Even land policies that seem innocuous have proven problematic. For example, developers are allowed to destroy wetlands in an area if they replace it with wetlands elsewhere. The result, according to a recent report on property insurance by The James Madison Institute in Tallahassee, is that coastal wetlands have been destroyed and replaced mostly with inland marshes that serve as animal habitats.

STORM BUFFERS

Nice, except that it’s the coastal wetlands, not the inland variety, that protect us from storms.

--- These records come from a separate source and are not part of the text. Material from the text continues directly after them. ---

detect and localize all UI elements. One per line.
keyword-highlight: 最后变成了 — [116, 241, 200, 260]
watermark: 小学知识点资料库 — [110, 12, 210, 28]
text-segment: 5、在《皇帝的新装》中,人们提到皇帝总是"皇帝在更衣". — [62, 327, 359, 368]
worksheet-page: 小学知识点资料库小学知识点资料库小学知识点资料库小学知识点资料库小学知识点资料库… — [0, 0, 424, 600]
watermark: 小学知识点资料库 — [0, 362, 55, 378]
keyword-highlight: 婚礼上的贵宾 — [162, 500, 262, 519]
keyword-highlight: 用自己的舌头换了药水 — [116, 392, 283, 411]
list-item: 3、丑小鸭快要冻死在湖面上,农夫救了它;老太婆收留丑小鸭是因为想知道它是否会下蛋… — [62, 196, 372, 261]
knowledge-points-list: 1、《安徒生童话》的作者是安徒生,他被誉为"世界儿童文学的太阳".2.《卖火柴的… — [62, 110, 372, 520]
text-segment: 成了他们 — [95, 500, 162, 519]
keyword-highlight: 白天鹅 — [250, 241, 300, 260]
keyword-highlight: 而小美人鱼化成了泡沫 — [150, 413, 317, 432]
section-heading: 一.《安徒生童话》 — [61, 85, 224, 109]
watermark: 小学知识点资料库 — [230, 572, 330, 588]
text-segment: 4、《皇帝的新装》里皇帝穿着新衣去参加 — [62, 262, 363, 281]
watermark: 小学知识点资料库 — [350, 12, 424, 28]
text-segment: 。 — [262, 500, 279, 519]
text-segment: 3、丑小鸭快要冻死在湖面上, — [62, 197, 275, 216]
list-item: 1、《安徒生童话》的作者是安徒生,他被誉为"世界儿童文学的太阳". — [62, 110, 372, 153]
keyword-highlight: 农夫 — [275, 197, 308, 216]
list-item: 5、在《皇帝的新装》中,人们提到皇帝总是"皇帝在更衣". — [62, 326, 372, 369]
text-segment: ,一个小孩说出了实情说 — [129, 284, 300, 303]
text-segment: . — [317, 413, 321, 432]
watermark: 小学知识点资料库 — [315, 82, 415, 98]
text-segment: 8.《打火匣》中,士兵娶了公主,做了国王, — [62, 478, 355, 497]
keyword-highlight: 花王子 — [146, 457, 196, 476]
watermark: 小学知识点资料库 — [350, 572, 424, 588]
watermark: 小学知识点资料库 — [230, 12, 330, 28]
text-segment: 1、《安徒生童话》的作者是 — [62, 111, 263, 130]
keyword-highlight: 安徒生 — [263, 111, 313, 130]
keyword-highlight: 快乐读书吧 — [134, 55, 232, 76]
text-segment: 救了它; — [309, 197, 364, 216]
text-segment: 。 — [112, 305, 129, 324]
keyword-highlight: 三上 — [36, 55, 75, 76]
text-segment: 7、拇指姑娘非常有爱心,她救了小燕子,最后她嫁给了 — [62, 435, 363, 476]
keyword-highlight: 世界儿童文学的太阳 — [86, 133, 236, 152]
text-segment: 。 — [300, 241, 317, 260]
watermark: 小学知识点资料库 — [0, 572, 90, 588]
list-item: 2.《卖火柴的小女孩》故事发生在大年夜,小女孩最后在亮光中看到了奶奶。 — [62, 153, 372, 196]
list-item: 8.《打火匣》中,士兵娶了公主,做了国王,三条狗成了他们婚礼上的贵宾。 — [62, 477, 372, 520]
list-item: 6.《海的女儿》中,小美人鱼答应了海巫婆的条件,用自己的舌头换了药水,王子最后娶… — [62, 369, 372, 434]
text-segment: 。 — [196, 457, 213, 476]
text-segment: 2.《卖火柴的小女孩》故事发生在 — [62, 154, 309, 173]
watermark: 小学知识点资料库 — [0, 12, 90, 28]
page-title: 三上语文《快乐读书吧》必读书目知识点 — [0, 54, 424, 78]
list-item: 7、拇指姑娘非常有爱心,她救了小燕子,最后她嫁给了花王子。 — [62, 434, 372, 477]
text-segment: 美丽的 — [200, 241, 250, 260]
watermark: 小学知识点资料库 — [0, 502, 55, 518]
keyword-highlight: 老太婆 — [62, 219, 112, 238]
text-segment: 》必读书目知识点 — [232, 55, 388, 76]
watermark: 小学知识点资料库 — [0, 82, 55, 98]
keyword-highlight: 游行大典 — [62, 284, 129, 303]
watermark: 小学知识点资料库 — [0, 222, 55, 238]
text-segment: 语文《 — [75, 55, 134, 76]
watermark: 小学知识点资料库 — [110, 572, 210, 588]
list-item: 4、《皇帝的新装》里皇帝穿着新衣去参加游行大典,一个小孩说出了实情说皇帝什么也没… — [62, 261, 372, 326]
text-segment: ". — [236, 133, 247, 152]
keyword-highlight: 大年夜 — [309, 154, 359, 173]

Eli Lehrer, the author of the report, isn’t kidding himself about Florida’s property insurance system, which he says is on the brink of collapse. He recommends that we phase out Citizens and the Catastrophe Fund, the state-run reinsurance program, and reduce risk with a comprehensive mitigation strategy that ensures quality construction and sound environmental policy.

The moves would completely transform the state’s patterns of development and population growth. And they almost certainly would lead to higher property-insurance premiums in the short term.

But, eventually, they would bring back private insurers, capital and competition, the necessary ingredients for any easing of rates.

By then, of course, many of us will have been priced out of living here, and that, after all, is the reality we don’t want to face: that the state, and South Florida in particular, is becoming a place for the wealthy, with little room for the poor and even less room for the middle class.

So we refuse to look behind the curtain and put off facing reality. Meanwhile, like a magician’s assistant, politicians aid the process by not considering the long-term benefits of doing away with Citizens and the current system.

GOT COURAGE?

Such change would require unbelievable courage on the part of politicians and government leaders.

About that, few of us have any illusions.